May 19, 2019
Syrian rebels (click here) held onto a commanding position in a mountain range in the coastal province of Latakia, the ancestral home of Syrian President Bashar Assad, after government forces were forced to withdraw.
They said the army's attempt was the latest of several costly campaigns to seize Kubayna, after it mounted an offensive last month with Russian air power to retake main highways and trade arteries around Idlib and northern Hama now in rebel hands, that have fragmented the country's war-torn economy.
The northwest represents the last big piece of territory held by rebels opposed to Assad. The coastal province of Latakia is home to the Assad family's Alawite minority.

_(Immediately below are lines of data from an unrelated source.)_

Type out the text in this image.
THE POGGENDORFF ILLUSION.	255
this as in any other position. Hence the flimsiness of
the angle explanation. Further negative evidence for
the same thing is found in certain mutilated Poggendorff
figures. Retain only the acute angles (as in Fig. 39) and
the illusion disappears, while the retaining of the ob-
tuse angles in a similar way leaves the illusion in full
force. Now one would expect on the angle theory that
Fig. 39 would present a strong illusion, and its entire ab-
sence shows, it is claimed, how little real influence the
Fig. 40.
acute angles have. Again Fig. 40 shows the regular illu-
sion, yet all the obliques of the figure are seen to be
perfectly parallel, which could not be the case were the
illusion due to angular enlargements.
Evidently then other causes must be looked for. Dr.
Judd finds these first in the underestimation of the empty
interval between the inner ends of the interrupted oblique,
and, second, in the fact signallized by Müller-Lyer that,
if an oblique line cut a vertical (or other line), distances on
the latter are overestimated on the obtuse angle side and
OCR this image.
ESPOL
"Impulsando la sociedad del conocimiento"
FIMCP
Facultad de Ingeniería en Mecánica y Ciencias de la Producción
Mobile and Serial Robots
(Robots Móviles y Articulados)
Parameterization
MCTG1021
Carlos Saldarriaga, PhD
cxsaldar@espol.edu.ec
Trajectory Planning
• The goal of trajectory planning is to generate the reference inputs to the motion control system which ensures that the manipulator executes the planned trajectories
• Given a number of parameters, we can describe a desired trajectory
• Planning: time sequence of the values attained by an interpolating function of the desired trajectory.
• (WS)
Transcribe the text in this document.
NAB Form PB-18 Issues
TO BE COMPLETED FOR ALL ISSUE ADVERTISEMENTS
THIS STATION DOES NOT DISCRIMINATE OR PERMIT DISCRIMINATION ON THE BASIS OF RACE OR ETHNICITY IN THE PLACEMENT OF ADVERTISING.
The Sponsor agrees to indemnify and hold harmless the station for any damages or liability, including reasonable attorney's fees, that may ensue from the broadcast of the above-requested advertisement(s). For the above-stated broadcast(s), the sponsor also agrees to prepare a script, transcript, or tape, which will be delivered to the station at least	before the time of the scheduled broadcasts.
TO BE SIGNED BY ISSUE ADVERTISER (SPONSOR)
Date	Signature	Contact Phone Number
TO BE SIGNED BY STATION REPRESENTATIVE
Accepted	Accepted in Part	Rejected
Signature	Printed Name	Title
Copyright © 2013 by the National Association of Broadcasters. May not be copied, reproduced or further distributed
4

"Whoever controls Kubayna ensures a large stretch of territory is effectively under their firing range. The regime wants it to protect its coastal villages from rebel fire," said Major Youssef Hamoud, spokesman for the Turkey-backed group of mainstream rebels called the National Army.
An official from Tahrir Al Sham, the latest incarnation of the former Al Nusra Front which was part of Al Qaeda, said poison gas was used in the army's attack on their position on the mountain slopes in an attempt to regain control.
Abu Baraa Al Shami, a fighter based there, told Reuters that several fighters suffered choking symptoms.
The army denied the claim and said it was continuing to fight terrorism, with state media earlier saying the military had struck at Al Qaeda terrorists in the last foothold in Latakia province that has long been a launching pad for drone attacks on the main Russian base of Hmeimim nearby....
How noble, Assad is still fighting terrorists rather than being one.